2. Very low-risk investment
As we mentioned earlier, government bonds tend to be seen as the lowest-risk investment asset class. This can work well for a portfolio during times of economic crisis and economic slowdown (although even bonds can be sold off when investors panic).
3. A highly liquid market
The market for government bonds is highly liquid. This means that trading at current market prices is simple, with little slippage and a large pool of buyers ready to take the other side of the trade if you need to sell quickly.
4. Add diversification to a portfolio
Investors sometimes struggle with diversification. Being overinvested in one asset class (as can happen with stocks) can impact the long term performance of a portfolio. Government bonds add diversification and help to add long-term stability to investments.
The risks of investing in government bonds
Some of the risks of government bonds come hand in hand with the benefits. It sometimes just depends upon what type of investor you are as to whether it is a pro or a con.
Here are a few cons:
1. A very low-risk investment
Although the low-risk element of government bonds brings stability, it can also be a drag on your portfolio. The potential returns can be limited. The opportunity cost of better returns elsewhere can be frustrating, especially in bull market conditions.
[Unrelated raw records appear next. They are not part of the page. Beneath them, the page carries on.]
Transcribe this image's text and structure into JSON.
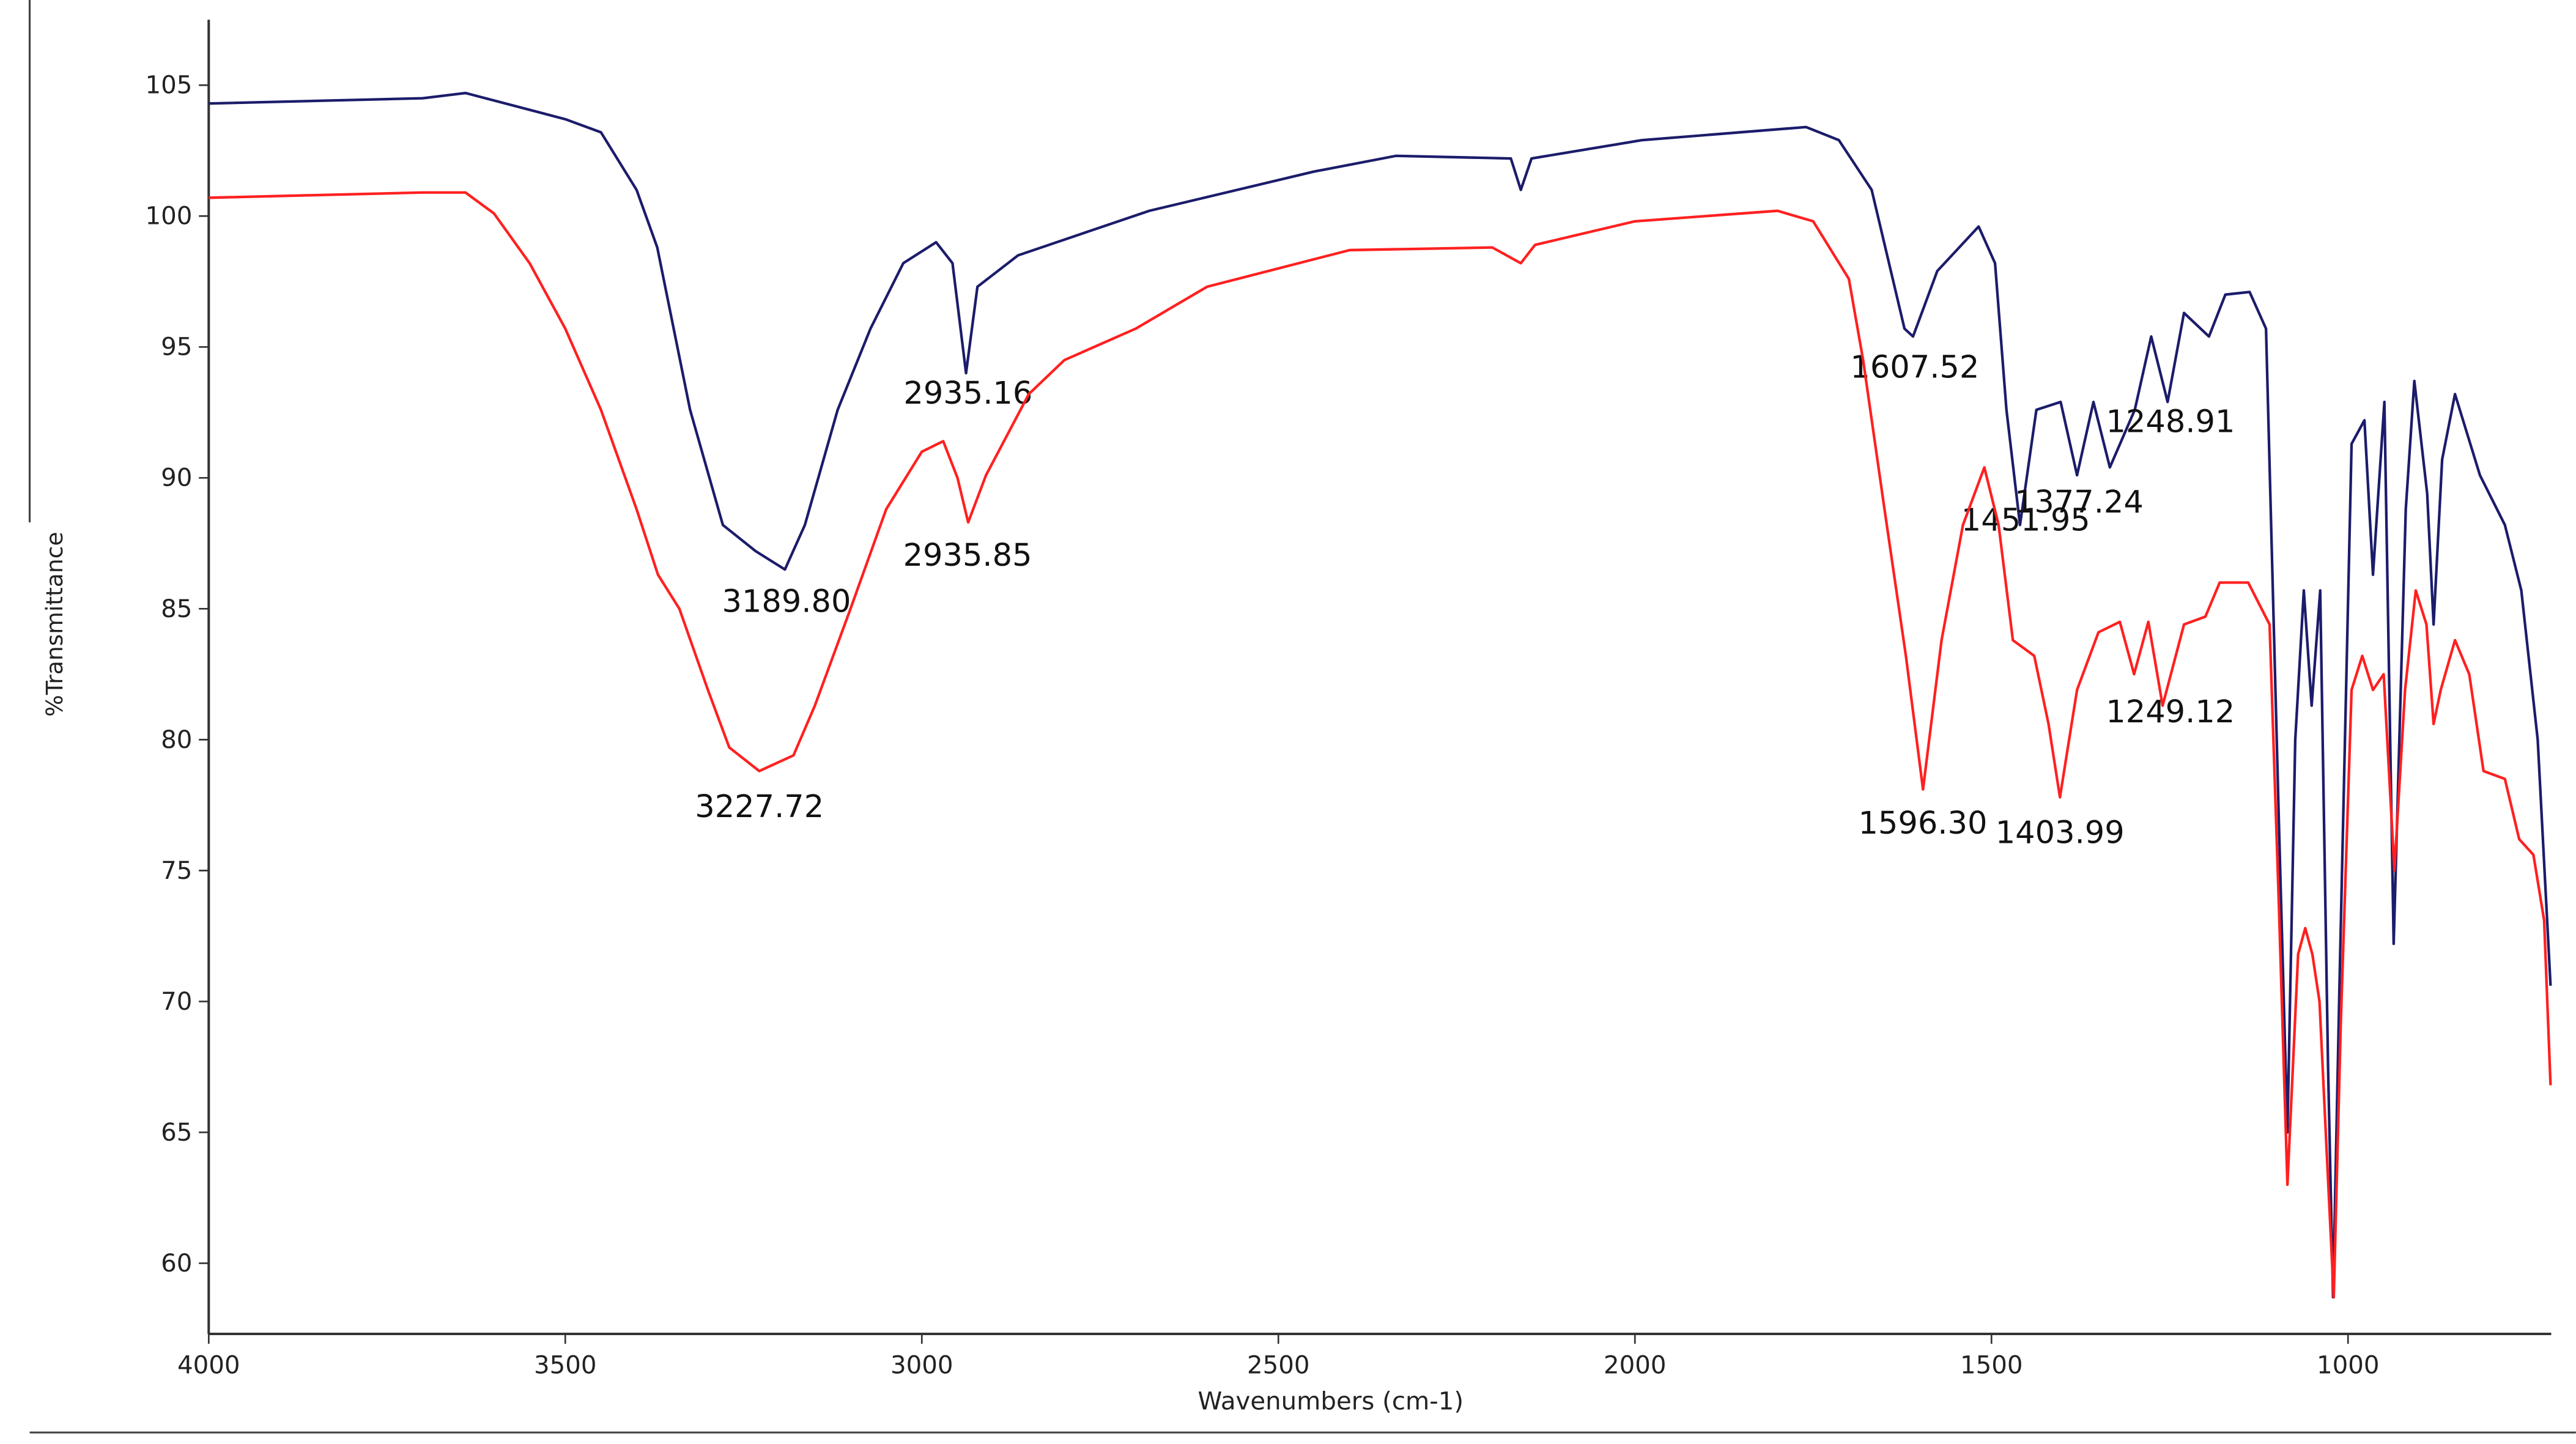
{
  "chart_data": {
    "type": "line",
    "xlabel": "Wavenumbers (cm-1)",
    "ylabel": "%Transmittance",
    "xlim": [
      4000,
      715
    ],
    "ylim": [
      57.3,
      107.5
    ],
    "xticks": [
      4000,
      3500,
      3000,
      2500,
      2000,
      1500,
      1000
    ],
    "yticks": [
      60,
      65,
      70,
      75,
      80,
      85,
      90,
      95,
      100,
      105
    ],
    "series": [
      {
        "color": "#1c1c6b",
        "x": [
          4000,
          3700,
          3640,
          3500,
          3450,
          3400,
          3371,
          3325,
          3279,
          3233,
          3192,
          3164,
          3118,
          3072,
          3026,
          2980,
          2957,
          2938,
          2922,
          2865,
          2681,
          2450,
          2335,
          2174,
          2160,
          2145,
          1990,
          1760,
          1714,
          1668,
          1622,
          1610,
          1576,
          1518,
          1495,
          1479,
          1460,
          1437,
          1403,
          1380,
          1357,
          1334,
          1299,
          1276,
          1253,
          1230,
          1195,
          1172,
          1138,
          1115,
          1097,
          1085,
          1074,
          1062,
          1051,
          1039,
          1028,
          1021,
          1012,
          995,
          977,
          965,
          949,
          936,
          919,
          907,
          889,
          880,
          868,
          850,
          815,
          780,
          757,
          734,
          716
        ],
        "values": [
          104.3,
          104.5,
          104.7,
          103.7,
          103.2,
          101.0,
          98.8,
          92.6,
          88.2,
          87.2,
          86.5,
          88.2,
          92.6,
          95.7,
          98.2,
          99.0,
          98.2,
          94.0,
          97.3,
          98.5,
          100.2,
          101.7,
          102.3,
          102.2,
          101.0,
          102.2,
          102.9,
          103.4,
          102.9,
          101.0,
          95.7,
          95.4,
          97.9,
          99.6,
          98.2,
          92.6,
          88.2,
          92.6,
          92.9,
          90.1,
          92.9,
          90.4,
          92.6,
          95.4,
          92.9,
          96.3,
          95.4,
          97.0,
          97.1,
          95.7,
          76.9,
          65.0,
          80.0,
          85.7,
          81.3,
          85.7,
          67.5,
          58.7,
          70.6,
          91.3,
          92.2,
          86.3,
          92.9,
          72.2,
          88.8,
          93.7,
          89.4,
          84.4,
          90.7,
          93.2,
          90.1,
          88.2,
          85.7,
          80.0,
          70.6
        ],
        "peak_labels": [
          "3189.80",
          "2935.16",
          "1607.52",
          "1451.95",
          "1377.24",
          "1248.91"
        ]
      },
      {
        "color": "#ff2020",
        "x": [
          4000,
          3700,
          3640,
          3600,
          3550,
          3500,
          3450,
          3400,
          3370,
          3340,
          3300,
          3270,
          3228,
          3180,
          3150,
          3100,
          3050,
          3000,
          2970,
          2950,
          2935,
          2910,
          2850,
          2800,
          2700,
          2600,
          2400,
          2200,
          2160,
          2140,
          2000,
          1800,
          1750,
          1700,
          1680,
          1650,
          1620,
          1596,
          1570,
          1540,
          1510,
          1490,
          1470,
          1440,
          1420,
          1404,
          1380,
          1350,
          1320,
          1300,
          1280,
          1260,
          1230,
          1200,
          1180,
          1140,
          1110,
          1097,
          1085,
          1070,
          1060,
          1050,
          1040,
          1030,
          1020,
          1010,
          995,
          980,
          965,
          950,
          935,
          920,
          905,
          890,
          880,
          870,
          850,
          830,
          810,
          780,
          760,
          740,
          725,
          716
        ],
        "values": [
          100.7,
          100.9,
          100.9,
          100.1,
          98.2,
          95.7,
          92.6,
          88.8,
          86.3,
          85.0,
          81.9,
          79.7,
          78.8,
          79.4,
          81.3,
          85.0,
          88.8,
          91.0,
          91.4,
          90.0,
          88.3,
          90.1,
          93.2,
          94.5,
          95.7,
          97.3,
          98.7,
          98.8,
          98.2,
          98.9,
          99.8,
          100.2,
          99.8,
          97.6,
          94.5,
          88.8,
          83.2,
          78.1,
          83.8,
          88.2,
          90.4,
          88.2,
          83.8,
          83.2,
          80.6,
          77.8,
          81.9,
          84.1,
          84.5,
          82.5,
          84.5,
          81.3,
          84.4,
          84.7,
          86.0,
          86.0,
          84.4,
          73.7,
          63.0,
          71.8,
          72.8,
          71.8,
          70.0,
          64.3,
          58.7,
          69.3,
          81.9,
          83.2,
          81.9,
          82.5,
          75.0,
          81.9,
          85.7,
          84.4,
          80.6,
          81.9,
          83.8,
          82.5,
          78.8,
          78.5,
          76.2,
          75.6,
          73.1,
          66.8
        ],
        "peak_labels": [
          "3227.72",
          "2935.85",
          "1596.30",
          "1403.99",
          "1249.12"
        ]
      }
    ]
  }
}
Very careful consideration needs to be given to exactly how much of the portfolio should be weighted in government bonds.
2. Fixed income loses out in an inflationary environment
Opportunity cost is a key problem for owning government bonds. If economic conditions remain benign, with low inflation and low interest rates, government bonds can be a solid source of income. However, if inflation starts to rise then the opportunity cost of holding bonds increases. Inflation erodes the value of fixed-income products (you are always going to get the same amount on the coupon). However, inflation-protected bonds are available to counter this issue.
3. Fixed income loses when interest rates increase
This is an extension of the inflation problem. If interest rates rise, then the opportunity cost of owning fixed income rises. You could be getting better returns on your investments elsewhere.
Government and Municipal Bonds Investing Takeaways
Although they might be seen as dull and boring investment opportunities (especially compared to cryptocurrencies), government bonds are an extremely important asset class for the global financial system. Everyone that has a government pension will be exposed to them to some degree.
However, they are also an asset class that can be beneficial for investors. They add diversification and stability to a portfolio in addition to a secured income stream. The primary disadvantages lie in their low-risk status and the opportunity cost of missing out on potentially higher returns elsewhere.
There is plenty to consider when choosing whether to invest in government bonds. As ever though, if you are unsure, we suggest speaking to an independent investment advisor.